Loureiro Joana, Lilley Brendan N, Spooner Eric, Noriega Vanessa, Tortorella Domenico, Ploegh Hidde L
Department of Pathology, Harvard Medical School, Boston, Massachusetts 02115, USA.
Nature. 2006 Jun 15;441(7095):894-7. doi: 10.1038/nature04830. Epub 2006 May 31.
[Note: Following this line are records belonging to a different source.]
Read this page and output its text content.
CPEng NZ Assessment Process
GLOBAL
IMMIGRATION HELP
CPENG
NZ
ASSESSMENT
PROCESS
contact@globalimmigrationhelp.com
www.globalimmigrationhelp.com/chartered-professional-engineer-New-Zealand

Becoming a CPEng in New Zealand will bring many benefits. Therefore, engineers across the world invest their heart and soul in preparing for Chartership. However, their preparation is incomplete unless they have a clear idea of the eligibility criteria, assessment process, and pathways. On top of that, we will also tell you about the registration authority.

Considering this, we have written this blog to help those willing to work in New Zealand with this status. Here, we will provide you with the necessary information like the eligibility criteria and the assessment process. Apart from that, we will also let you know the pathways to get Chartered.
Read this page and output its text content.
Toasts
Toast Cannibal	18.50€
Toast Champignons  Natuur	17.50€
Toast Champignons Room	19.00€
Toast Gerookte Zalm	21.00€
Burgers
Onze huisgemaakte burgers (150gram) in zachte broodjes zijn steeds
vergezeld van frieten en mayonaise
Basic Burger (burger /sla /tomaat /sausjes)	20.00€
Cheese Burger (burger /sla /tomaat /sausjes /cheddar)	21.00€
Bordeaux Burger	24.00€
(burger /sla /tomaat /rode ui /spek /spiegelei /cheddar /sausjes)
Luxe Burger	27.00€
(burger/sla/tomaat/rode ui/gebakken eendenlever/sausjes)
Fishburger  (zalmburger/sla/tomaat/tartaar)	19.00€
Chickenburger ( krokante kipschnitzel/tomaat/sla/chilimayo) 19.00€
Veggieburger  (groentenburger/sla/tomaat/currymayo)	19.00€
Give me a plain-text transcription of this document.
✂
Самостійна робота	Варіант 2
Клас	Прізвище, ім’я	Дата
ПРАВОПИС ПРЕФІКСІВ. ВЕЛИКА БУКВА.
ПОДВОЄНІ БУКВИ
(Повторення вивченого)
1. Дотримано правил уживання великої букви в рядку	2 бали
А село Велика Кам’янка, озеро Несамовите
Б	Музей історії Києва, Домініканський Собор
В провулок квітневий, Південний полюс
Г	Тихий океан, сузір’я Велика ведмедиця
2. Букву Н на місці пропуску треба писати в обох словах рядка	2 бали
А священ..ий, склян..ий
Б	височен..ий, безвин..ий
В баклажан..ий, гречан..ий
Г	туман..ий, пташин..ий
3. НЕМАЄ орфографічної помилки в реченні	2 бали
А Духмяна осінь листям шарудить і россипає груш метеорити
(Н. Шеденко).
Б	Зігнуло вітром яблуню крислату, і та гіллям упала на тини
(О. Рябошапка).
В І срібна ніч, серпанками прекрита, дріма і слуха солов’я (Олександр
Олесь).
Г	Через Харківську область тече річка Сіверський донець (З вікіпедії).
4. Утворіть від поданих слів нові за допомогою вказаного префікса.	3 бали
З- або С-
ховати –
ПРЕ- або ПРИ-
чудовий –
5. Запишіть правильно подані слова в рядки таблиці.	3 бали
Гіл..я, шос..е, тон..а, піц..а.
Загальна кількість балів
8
Human cytomegalovirus (HCMV) prevents the display of class I major histocompatibility complex (MHC) peptide complexes at the surface of infected cells as a means of escaping immune detection. Two HCMV-encoded immunoevasins, US2 and US11, induce the dislocation of class I MHC heavy chains from the endoplasmic reticulum membrane and target them for proteasomal degradation in the cytosol. Although the outcome of the dislocation reactions catalysed is similar, US2 and US11 operate differently: Derlin-1 is a key component of the US11 but not the US2 pathway. So far, proteins essential for US2-dependent dislocation have not been identified. Here we compare interacting partners of wild-type US2 with those of a dislocation-incompetent US2 mutant, and identify signal peptide peptidase (SPP) as a partner for the active form of US2. We show that a decrease in SPP levels by RNA-mediated interference inhibits heavy-chain dislocation by US2 but not by US11. Our data implicate SPP in the US2 pathway and indicate the possibility of a previously unknown function for this intramembrane-cleaving aspartic protease in dislocation from the endoplasmic reticulum.
人类巨细胞病毒(HCMV)会阻止I类主要组织相容性复合体(MHC)肽复合物在受感染细胞表面的展示,以此作为逃避免疫检测的一种手段。两种HCMV编码的免疫逃逸蛋白,US2和US11,会诱导I类MHC重链从内质网膜上错位,并将它们靶向胞质溶胶中的蛋白酶体进行降解。尽管所催化的错位反应结果相似,但US2和US11的作用方式不同:Derlin-1是US11途径而非US2途径的关键组成部分。到目前为止,尚未确定US2依赖性错位所必需的蛋白质。在这里,我们比较了野生型US2与无错位能力的US2突变体的相互作用伙伴,并鉴定出信号肽肽酶(SPP)是活性形式的US2的伙伴。我们表明,通过RNA介导的干扰降低SPP水平会抑制US2介导的重链错位,但不会抑制US11介导的重链错位。我们的数据表明SPP参与了US2途径,并表明这种膜内裂解天冬氨酸蛋白酶在内质网错位过程中具有先前未知功能的可能性。